So nun wird euch aber vielleicht vor diesem Heilmittel ein Grauen ankommen, als bringe es doch nur Schmerzen, lasst mich nun noch nach Anleitung unseres Textes diese Furcht euch benehmen. Schon insofern diese tägliche Zucht des Herrn und Buße die Sehnsucht weckt, ist sie beseligend; denn schon diese Sehnsucht ist doch beseligender, als jene träge Sattheit. Gewiss, ihr werdet es mir glauben: eine Seele, die nach Gott weint, ist seliger, als eine Seele, die mit der Welt lacht. Es soll ja nun aber auch nicht bei dieser Sehnsucht bleiben. Die Sehnsucht ist nur eine ausgestreckte Hand, und wer die Hand ausstreckt, der empfängt, darum heißt es: „Siehe, ich stehe vor der Tür, und klopfe an. So jemand meine Stimme hören wird, und die Tür auftun, zudem werde ich eingehen, und das Abendmahl mit ihm halten, und er mit mir.“ Das ist eine süße Rede nach jener bitteren! Wenn er uns züchtigt, so klopft er an, und wer ihm öffnet, mit dem hält er das Abendmahl!

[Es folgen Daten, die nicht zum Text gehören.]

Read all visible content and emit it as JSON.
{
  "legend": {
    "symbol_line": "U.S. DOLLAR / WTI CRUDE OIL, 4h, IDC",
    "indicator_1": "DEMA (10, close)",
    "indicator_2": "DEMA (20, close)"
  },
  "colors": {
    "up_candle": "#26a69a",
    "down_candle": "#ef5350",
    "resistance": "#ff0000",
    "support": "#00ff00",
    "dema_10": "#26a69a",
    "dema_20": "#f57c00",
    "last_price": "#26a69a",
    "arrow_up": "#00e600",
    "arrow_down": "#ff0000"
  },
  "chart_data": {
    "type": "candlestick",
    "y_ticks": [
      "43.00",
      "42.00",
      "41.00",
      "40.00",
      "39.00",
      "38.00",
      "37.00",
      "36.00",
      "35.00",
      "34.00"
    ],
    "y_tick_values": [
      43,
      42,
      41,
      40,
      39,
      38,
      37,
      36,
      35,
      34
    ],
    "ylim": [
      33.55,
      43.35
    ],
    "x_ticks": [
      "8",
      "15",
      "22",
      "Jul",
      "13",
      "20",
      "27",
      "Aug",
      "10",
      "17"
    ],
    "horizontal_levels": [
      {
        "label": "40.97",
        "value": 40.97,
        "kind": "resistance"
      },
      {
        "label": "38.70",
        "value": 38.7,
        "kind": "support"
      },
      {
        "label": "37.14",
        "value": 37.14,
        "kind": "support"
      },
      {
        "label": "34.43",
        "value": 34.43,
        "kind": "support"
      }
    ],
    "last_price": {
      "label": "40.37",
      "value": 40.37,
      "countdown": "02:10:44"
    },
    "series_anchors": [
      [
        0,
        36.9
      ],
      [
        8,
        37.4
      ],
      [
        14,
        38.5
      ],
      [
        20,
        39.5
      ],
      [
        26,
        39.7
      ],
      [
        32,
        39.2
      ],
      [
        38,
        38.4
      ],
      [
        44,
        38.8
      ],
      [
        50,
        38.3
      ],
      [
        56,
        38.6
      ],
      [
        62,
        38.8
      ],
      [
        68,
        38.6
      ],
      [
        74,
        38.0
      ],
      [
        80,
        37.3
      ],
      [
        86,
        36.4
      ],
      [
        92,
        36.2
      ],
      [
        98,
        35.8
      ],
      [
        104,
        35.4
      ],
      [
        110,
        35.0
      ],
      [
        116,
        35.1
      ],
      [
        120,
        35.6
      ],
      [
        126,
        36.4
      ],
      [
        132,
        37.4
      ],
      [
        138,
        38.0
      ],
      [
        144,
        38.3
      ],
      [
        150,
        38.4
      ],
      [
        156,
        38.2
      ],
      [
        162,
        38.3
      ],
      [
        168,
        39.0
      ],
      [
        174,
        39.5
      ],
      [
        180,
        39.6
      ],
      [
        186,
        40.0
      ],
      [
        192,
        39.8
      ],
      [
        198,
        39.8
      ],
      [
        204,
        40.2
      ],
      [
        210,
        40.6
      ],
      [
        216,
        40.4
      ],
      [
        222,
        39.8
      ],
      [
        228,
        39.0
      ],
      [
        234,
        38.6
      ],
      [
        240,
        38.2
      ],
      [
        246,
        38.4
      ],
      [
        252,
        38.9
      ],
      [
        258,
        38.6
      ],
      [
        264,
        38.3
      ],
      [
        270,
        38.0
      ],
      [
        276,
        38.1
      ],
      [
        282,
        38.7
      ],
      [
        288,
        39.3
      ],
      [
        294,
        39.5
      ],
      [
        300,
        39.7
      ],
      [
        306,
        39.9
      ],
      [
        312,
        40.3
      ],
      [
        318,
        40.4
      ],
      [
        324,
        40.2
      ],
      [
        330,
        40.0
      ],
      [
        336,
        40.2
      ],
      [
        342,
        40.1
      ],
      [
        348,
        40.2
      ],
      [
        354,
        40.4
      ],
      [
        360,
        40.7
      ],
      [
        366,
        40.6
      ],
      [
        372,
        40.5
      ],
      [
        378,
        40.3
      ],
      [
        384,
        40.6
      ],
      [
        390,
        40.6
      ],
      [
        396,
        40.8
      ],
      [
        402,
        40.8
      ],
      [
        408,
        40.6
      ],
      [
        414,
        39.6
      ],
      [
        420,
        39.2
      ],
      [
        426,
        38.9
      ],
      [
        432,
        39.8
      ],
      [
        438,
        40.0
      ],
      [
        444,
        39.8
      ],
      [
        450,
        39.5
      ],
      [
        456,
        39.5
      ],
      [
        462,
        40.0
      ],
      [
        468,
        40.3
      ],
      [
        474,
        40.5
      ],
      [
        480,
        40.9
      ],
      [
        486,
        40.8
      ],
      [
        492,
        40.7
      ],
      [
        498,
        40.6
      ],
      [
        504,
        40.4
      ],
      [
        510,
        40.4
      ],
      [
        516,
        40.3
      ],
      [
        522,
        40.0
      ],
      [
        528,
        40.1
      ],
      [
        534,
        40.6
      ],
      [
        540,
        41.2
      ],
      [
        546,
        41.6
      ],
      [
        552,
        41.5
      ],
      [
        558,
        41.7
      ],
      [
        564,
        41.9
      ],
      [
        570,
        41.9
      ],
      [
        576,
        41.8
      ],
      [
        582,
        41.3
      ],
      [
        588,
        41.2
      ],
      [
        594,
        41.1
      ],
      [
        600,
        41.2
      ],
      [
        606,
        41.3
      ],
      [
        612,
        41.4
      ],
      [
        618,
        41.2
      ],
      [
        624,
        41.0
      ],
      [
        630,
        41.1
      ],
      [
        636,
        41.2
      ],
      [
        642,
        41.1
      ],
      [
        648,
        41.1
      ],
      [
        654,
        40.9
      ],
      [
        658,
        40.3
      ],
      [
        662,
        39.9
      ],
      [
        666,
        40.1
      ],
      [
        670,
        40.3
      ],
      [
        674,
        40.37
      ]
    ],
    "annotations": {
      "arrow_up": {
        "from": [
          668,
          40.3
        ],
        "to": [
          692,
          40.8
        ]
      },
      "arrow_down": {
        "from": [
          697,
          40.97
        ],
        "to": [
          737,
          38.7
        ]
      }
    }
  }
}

Was anders wird mit diesem geheimnisvollen Wort von einem innern Abendmahl, das Christus mit den Seelen hält, gemeint, als die höchste Art und Weise der innerlichen Gemeinschaft mit ihm? O ihr Christen, die ihr manchmal die Strafe und Zucht des Geistes wie ein schweres Ungewitter erfahren habt, dass ihr hättet mit David rufen mögen: „Ich esse Asche wie Brot und mische meinen Trank mit Weinen vor deinem Zorn und Dräuen, dass du mich aufgehoben, und zu Boden gestoßen hast,“ ich berufe mich auf eure Erfahrung, haben nicht gerade dann die schwarzen Gewitterwolken eures Innern sich aufgelöst in milden Regen, dass euch unaussprechlich wohl wurde - seid ihr nicht gerade damals inne geworden, dass die Tür eures Herzens sich öffnete, und jener selige Gast zu euch einzog, der euch die Fülle und Genüge gab? Ja, die zartesten und süßesten Erfahrungen der Nähe des Herrn kommen dann, nachdem wir uns von ihm haben züchtigen lassen.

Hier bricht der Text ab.